September 19, 2014 report
Researchers take a look at the competitor's brain, find possible switching mechanism
(Medical Xpress)—A small team of researchers at Yale University has found a possible logic switching mechanism in the brains of rhesus monkeys. In their paper published in the journal Science, the team describes how they attached brain monitoring devices to three rhesus monkeys and then set up an arrangement where the monkeys played a token-matching game with a computerized opponent—with a juice reward based payoff. Watching as different parts of the brain were activated during play revealed which parts of the brain were used for different game playing techniques.
The researchers note that both animal and human learning and subsequent behavior are based mostly on reinforcement and punishment—we all repeat behaviors that get us what we want and avoid those that either don't or lead to negative outcomes. But what happens in the brain when one person or animal is faced with changes to conditions due to the behavior of another and makes changes to their own behavior because of it—when the infamous light-bulb of cartoons turns on? That's what the researchers set out to learn.
The team first taught the monkeys how to play a token-based game—the objective was to win tokens (one was gained whenever the monkey chose the same target as the opponent) by outmaneuvering an opponent, using safe or relatively risky strategies—winning six tokens meant getting a favorite juice reward.
By hooking up the monkeys to devices able to read their brain waves, the researchers were able to see which parts of the brain were being used during different parts of game playing, most specifically, when a monkey chose to deviate from what it had previously learned was a successful move—because of perceived deviations taken by its opponent. They found that a part of the brain known as the dorsomedial prefrontal cortex (dmPFC) became active when the monkeys chose to respond to a perceived deviation from normal play by an opponent, suggesting that the dmPFC might be a switch of sorts (when their brain has that "aha! I see what you're doing" moment) between simple behavior processing and behavior processing that takes more thought, and strategy. They noted also that there were varying degrees of activity in the dmPFC depending on how much the monkey chose to deviate from normal play, suggesting that the dmPFC might serve as an override control mechanism to switch on processes that are more capable of dealing with suddenly changing circumstances.

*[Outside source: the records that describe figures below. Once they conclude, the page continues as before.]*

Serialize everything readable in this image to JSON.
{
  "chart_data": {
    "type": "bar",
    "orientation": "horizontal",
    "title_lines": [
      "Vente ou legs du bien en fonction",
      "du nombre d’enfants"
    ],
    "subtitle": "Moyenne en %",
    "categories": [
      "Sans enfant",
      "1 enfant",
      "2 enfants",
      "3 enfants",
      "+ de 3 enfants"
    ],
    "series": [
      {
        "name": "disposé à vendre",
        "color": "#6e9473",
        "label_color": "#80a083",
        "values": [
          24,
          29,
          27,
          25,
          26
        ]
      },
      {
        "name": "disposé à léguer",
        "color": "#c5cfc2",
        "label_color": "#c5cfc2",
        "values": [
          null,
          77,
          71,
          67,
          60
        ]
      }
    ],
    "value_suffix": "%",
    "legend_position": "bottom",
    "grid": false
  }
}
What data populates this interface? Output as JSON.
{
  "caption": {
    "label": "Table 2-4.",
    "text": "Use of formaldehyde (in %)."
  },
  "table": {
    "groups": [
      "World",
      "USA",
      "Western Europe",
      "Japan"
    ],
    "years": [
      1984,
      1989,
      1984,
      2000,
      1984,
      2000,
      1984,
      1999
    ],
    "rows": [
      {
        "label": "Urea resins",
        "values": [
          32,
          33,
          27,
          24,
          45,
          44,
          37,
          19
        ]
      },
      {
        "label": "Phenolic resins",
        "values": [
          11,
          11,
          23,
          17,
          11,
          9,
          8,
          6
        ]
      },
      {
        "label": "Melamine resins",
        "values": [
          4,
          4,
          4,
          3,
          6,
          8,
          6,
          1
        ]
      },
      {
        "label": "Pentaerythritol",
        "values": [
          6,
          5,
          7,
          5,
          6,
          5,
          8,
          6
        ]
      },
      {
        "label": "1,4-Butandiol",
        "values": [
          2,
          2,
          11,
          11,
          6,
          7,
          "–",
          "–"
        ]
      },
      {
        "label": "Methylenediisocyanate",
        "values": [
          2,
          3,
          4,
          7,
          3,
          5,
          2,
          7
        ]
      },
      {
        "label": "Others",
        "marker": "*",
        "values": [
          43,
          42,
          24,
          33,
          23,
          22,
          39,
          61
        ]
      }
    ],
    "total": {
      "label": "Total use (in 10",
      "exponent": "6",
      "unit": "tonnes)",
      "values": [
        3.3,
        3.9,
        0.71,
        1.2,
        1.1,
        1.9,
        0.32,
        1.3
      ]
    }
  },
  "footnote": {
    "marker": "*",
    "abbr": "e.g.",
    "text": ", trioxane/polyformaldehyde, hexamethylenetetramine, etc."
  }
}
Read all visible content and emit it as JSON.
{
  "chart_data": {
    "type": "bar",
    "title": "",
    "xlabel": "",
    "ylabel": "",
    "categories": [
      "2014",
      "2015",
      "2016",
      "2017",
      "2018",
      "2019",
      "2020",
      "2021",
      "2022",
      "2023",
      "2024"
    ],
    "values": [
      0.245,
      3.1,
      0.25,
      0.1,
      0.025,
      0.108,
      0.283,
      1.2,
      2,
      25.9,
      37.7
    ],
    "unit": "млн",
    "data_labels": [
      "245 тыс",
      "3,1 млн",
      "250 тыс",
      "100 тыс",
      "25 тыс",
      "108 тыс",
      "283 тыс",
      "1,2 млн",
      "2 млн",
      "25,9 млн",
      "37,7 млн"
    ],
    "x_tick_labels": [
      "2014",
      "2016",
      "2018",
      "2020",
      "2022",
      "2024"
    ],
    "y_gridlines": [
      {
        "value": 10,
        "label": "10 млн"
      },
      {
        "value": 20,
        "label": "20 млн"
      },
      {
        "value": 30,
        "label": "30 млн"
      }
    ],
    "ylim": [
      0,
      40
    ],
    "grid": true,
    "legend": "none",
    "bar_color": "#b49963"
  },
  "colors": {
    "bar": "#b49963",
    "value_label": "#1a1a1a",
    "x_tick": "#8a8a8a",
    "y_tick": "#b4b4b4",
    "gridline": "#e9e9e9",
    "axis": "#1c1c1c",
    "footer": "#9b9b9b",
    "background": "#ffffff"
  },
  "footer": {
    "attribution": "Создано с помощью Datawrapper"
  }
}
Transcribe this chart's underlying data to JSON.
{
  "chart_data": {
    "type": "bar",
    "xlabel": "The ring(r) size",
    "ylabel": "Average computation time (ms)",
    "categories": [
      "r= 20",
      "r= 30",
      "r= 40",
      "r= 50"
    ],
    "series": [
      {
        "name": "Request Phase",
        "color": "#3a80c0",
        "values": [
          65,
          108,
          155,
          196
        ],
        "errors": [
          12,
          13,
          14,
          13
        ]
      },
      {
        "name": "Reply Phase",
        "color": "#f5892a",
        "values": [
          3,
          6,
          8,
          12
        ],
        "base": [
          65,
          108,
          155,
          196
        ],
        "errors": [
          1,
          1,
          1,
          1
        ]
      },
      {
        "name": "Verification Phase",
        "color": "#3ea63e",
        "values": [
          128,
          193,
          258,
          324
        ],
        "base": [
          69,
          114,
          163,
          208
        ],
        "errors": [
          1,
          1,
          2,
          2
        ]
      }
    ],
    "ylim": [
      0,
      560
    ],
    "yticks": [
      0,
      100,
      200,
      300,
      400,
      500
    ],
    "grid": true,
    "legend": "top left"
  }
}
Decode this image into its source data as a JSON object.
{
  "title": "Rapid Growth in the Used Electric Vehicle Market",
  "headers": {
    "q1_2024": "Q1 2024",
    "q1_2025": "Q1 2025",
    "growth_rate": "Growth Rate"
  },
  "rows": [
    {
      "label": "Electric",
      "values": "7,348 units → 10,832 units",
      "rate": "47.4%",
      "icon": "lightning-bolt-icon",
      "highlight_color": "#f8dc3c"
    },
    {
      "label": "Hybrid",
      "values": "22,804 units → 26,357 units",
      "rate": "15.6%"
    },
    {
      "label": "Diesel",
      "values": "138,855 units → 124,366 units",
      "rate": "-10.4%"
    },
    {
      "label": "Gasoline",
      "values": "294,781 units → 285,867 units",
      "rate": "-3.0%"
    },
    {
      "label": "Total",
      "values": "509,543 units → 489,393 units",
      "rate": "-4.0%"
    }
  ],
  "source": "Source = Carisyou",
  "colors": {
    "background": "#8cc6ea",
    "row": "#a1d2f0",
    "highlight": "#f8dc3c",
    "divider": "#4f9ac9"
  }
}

The researchers also note that in people, some mental illness are characterized by an inability to perform such switching, which might mean therapies dedicated to the dmPFC might be an effective treatment option.
Although human and animal behaviors are largely shaped by reinforcement and punishment, choices in social settings are also influenced by information about the knowledge and experience of other decision-makers. During competitive games, monkeys increased their payoffs by systematically deviating from a simple heuristic learning algorithm and thereby countering the predictable exploitation by their computer opponent. Neurons in the dorsomedial prefrontal cortex (dmPFC) signaled the animal's recent choice and reward history that reflected the computer's exploitative strategy. The strength of switching signals in the dmPFC also correlated with the animal's tendency to deviate from the heuristic learning algorithm. Therefore, the dmPFC might provide control signals for overriding simple heuristic learning algorithms based on the inferred strategies of the opponent.